Interprétations et citations légales :
- Interprétation de l’article L. 313-11 : La Cour a appliqué les dispositions de l'article L. 313-11 du code de l'entrée et du séjour des étrangers et du droit d'asile, qui stipule que la délivrance d'un titre de séjour pour raisons de santé est subordonnée à l'absence de possibilité de traitement adéquat dans le pays d'origine. La Cour a constaté que le préfet avait pris en compte cet avis médical :
> « [La carte de séjour temporaire] est délivrée de plein droit : 11° A l'étranger dont l'état de santé nécessite une prise en charge médicale dont le défaut pourrait entraîner pour lui des conséquences d'une exceptionnelle gravité, sous réserve de l'absence d'un traitement approprié dans le pays dont il est originaire. » (Code de l'entrée et du séjour des étrangers et du droit d'asile - Article L. 313-11).

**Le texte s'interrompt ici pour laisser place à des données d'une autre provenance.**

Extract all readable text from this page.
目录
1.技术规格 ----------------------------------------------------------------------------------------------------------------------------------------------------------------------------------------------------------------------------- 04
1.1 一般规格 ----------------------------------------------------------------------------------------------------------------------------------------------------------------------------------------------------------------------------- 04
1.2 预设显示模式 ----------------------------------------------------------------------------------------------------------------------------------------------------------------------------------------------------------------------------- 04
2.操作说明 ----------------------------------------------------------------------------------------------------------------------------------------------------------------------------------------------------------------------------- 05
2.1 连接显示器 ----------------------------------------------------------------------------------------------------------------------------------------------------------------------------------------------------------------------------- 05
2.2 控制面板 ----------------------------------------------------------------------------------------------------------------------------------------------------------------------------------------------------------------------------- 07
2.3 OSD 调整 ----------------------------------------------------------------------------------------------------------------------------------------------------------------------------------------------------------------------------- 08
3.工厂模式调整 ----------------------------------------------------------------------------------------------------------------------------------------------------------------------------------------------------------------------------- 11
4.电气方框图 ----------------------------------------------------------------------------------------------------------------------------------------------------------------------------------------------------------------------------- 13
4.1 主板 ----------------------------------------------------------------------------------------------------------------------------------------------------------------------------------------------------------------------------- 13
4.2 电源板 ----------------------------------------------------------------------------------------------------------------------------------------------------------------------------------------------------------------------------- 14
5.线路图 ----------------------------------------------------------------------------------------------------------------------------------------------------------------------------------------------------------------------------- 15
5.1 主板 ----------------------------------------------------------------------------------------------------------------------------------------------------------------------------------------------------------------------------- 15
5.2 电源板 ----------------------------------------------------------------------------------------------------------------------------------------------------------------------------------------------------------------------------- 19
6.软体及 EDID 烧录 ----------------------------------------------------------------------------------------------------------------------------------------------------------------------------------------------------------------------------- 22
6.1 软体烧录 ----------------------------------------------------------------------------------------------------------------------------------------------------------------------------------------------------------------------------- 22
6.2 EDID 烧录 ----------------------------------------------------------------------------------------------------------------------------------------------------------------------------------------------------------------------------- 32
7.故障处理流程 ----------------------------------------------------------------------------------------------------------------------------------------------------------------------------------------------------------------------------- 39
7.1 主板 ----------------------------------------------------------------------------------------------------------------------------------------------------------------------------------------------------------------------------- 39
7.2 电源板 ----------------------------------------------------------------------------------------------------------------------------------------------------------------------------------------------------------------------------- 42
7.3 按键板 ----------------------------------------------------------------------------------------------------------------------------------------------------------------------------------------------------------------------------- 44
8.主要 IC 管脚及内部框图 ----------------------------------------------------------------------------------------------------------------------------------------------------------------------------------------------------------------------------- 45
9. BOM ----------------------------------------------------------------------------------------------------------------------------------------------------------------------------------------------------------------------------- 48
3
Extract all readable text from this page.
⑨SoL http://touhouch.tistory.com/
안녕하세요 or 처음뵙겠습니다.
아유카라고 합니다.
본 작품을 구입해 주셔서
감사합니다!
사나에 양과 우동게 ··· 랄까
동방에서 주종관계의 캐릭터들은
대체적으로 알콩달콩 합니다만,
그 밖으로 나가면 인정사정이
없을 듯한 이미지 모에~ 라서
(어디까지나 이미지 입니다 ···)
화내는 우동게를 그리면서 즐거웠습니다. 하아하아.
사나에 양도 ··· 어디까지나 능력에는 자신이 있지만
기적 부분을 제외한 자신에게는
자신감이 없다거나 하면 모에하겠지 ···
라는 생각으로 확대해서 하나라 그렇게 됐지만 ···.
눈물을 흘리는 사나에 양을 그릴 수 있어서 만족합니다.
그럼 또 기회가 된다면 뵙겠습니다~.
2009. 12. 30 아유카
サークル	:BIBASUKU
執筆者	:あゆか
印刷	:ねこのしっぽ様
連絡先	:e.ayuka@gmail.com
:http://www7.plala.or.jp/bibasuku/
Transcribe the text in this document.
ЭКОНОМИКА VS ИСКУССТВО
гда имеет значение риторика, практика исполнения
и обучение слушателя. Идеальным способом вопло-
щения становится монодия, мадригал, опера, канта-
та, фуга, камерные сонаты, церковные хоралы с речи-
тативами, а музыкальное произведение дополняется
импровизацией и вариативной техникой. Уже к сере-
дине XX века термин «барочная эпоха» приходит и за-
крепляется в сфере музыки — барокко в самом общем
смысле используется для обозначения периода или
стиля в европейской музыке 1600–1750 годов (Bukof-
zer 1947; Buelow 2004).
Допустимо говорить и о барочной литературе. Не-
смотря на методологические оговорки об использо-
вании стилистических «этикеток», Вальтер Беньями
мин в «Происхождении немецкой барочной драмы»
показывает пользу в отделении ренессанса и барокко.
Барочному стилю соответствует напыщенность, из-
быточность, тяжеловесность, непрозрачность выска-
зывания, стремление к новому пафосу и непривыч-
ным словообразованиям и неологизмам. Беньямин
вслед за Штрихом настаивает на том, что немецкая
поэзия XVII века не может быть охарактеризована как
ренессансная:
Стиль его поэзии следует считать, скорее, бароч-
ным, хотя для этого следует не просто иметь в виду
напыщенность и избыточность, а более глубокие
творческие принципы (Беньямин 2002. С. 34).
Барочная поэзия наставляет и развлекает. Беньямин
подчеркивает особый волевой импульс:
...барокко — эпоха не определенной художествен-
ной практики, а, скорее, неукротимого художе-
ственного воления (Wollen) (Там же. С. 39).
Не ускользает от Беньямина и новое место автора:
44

- Concernant l'article 3 de la Convention européenne des droits de l'homme : La Cour a fait référence à l'article 3 de cette Convention, qui interdit des traitements inhumains ou dégradants, en indiquant que les moyens avancés par Mme A... avaient été écartés par le Tribunal administratif, ce qui a été confirmé par la Cour d’appel.
Il en ressort que la décision du préfet et du Tribunal administratif reposait sur une évaluation factuelle, où l'absence de preuve pertinente et de soutiens médicaux fiables a été déterminante dans le refus de lui accorder un titre de séjour pour raisons de santé.